La mesure de confiance pour la parole non native est aussi un sujet intéressant. L’objectif de la mesure de confiance est d’évaluer la qualité du décodage. Dans le domaine de l’apprentissage des langues assistées, la mesure donne aux apprenants une idée de la qualité de leur prononciation. La plupart des techniques existantes sont construites pour analyser la parole native.

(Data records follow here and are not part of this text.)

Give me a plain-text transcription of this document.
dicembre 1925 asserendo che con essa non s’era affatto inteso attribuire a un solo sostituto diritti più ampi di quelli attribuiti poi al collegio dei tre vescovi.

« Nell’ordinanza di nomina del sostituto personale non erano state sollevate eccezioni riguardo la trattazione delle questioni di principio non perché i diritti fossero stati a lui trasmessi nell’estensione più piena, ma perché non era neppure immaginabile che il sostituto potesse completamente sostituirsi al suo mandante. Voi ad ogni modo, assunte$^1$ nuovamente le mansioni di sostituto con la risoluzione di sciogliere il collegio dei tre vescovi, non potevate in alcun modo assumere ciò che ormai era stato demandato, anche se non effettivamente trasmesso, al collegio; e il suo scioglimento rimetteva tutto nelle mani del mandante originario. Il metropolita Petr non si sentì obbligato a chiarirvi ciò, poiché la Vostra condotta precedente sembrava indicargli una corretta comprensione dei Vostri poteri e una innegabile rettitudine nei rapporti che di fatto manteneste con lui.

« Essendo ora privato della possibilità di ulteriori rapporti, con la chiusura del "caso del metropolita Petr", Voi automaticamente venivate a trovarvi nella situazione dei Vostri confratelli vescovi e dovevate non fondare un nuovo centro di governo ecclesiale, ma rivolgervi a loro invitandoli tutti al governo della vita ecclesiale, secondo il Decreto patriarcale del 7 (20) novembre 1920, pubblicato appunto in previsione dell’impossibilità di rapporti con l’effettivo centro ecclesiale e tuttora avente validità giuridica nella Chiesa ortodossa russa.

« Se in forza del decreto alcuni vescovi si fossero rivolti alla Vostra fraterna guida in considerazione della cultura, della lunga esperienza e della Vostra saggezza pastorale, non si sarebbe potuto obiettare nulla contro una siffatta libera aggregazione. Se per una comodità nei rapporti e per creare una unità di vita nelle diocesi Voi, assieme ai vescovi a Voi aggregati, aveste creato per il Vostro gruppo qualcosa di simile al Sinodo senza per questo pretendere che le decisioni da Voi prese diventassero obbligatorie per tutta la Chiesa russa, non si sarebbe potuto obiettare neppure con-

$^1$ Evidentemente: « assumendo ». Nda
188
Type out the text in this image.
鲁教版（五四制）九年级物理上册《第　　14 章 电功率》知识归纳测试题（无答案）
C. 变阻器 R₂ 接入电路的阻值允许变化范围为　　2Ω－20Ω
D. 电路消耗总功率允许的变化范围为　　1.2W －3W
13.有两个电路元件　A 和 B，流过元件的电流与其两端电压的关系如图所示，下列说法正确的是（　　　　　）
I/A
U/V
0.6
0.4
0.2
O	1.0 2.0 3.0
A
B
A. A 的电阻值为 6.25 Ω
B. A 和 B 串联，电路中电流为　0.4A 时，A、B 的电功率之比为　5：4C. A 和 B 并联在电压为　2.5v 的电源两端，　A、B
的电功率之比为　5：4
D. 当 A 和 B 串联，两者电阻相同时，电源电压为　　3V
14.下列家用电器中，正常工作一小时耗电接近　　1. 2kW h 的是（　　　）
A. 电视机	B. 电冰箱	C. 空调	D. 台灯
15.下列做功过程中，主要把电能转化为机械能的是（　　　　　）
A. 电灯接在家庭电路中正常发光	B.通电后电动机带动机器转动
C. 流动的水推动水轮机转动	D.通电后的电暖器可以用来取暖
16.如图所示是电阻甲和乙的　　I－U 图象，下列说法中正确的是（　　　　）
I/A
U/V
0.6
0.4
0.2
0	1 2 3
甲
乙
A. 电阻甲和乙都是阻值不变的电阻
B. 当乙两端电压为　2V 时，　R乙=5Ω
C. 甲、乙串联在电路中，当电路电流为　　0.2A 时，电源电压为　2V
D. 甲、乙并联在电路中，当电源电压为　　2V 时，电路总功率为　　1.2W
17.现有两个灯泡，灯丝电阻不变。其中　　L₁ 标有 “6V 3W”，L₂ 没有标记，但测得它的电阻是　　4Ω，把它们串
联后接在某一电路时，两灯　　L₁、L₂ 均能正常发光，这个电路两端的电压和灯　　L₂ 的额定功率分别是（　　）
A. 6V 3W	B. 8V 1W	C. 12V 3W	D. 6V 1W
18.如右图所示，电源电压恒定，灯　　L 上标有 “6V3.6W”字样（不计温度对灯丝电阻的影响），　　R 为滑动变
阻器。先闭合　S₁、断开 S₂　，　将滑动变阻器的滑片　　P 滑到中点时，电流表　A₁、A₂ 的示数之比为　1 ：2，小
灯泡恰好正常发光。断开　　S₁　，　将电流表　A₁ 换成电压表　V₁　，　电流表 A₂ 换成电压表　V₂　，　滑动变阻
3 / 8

Des tests doivent être effectués pour savoir si ces approches peuvent être utilisés pour la parole non native. Le système doit être capable d’analyser et de comparer la prononciation des locuteurs non natifs à différents niveaux, par exemple les phonèmes, les syllabes, les mots et les phrases, pour les aider à connaître les types d’erreurs qu’ils font souvent. En plus, la mesure de confiance peut être intégré dans des systèmes de reconnaissance automatique de la parole non native. Pour les décodages en dessous du seuil de mesure, un traitement supplémentaire peut être effectué, ou le locuteur peut répéter ce qu’il a dit. Cela permettrait d’améliorer la performance du système de reconnaissance de parole non native.